Fig 3. Top predictors of regional mutagenesis tie cancer types and sites of origin.

Fig 3

A. 2D-density plots show the association CA and RT scores (Y-axis) and Shapley feature importance (SHAP) scores in each genomic window (X-axis) across all cancer types for significant predictors (permutation P < 0.001). CA profiles for cancer and normal samples, early RT profiles, and late RT profiles are plotted separately. CA and early RT profiles negatively correlate with regional mutation burden while late RT profiles correlate positively. Spearman correlation values are shown (top right).
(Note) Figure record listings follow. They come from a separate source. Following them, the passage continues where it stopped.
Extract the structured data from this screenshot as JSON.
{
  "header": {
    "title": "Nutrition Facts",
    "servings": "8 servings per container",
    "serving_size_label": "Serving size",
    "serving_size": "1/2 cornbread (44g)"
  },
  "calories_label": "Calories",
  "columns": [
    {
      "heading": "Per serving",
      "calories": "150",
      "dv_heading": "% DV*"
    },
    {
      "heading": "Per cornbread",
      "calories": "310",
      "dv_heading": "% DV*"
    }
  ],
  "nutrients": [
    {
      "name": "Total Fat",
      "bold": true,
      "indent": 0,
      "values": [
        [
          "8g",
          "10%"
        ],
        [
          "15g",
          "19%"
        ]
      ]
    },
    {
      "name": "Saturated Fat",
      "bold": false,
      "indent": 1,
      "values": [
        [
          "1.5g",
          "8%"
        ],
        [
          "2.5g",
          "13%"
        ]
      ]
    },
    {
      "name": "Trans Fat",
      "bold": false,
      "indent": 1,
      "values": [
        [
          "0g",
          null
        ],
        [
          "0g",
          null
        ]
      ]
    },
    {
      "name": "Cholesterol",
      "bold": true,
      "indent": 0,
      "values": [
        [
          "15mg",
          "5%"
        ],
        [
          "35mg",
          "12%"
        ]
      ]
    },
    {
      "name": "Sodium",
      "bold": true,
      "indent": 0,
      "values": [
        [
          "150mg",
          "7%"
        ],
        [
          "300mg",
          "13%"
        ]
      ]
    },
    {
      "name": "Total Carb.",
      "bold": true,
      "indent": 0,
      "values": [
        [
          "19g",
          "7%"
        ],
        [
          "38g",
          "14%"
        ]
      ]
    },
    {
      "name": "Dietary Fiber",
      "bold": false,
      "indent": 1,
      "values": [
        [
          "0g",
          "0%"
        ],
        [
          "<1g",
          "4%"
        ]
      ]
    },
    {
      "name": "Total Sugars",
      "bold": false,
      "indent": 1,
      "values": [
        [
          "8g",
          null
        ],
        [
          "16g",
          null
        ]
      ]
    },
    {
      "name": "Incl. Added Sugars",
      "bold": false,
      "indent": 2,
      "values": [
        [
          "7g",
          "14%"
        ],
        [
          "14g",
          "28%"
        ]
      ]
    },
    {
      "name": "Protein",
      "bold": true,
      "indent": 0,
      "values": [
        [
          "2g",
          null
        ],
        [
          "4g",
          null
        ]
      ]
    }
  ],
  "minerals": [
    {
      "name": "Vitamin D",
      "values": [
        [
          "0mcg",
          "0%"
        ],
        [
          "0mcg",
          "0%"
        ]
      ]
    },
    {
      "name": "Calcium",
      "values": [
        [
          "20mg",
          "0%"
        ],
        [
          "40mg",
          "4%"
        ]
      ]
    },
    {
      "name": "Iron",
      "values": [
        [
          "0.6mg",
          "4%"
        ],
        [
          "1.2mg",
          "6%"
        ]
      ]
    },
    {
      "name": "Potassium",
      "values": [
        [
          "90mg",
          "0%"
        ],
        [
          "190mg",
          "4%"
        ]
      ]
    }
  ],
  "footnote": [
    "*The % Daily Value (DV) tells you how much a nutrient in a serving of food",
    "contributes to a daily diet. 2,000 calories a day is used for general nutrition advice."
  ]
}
B. CA profiles of primary cancers are the top predictors of regional mutagenesis in most cancer types. Bar plot shows the importance scores of the significant predictors of random forest models for 17 cancer types (permutation P < 0.001). Error bars show ±1 standard deviation (s.d.) from bootstrap analysis. Brighter colors indicate the predictors where the epigenomic profile (CA or RT) matches the mutation profile of the related cancer type. C-F. Shapley additive explanation (SHAP) scores of significant predictors. SHAP scores show the impact of a given predictor on the predictions of regional mutation burden (Y-axis) relative to the values of the predictor (CA or RT; color gradient). In CA profiles, higher CA values (purple) and negative SHAP scores show decreased mutation burden in open chromatin. In late RT profiles, higher RT values and positive SHAP scores show increased mutation burden. Symbols indicate RT profiles (triangles) and CA profiles of normal tissues (circles). SHAP scores for all significant predictors are shown in S6 Fig. Duplicated labels of in panels B-F indicate the CA profiles of different cancer samples in the TCGA dataset (S1 Table).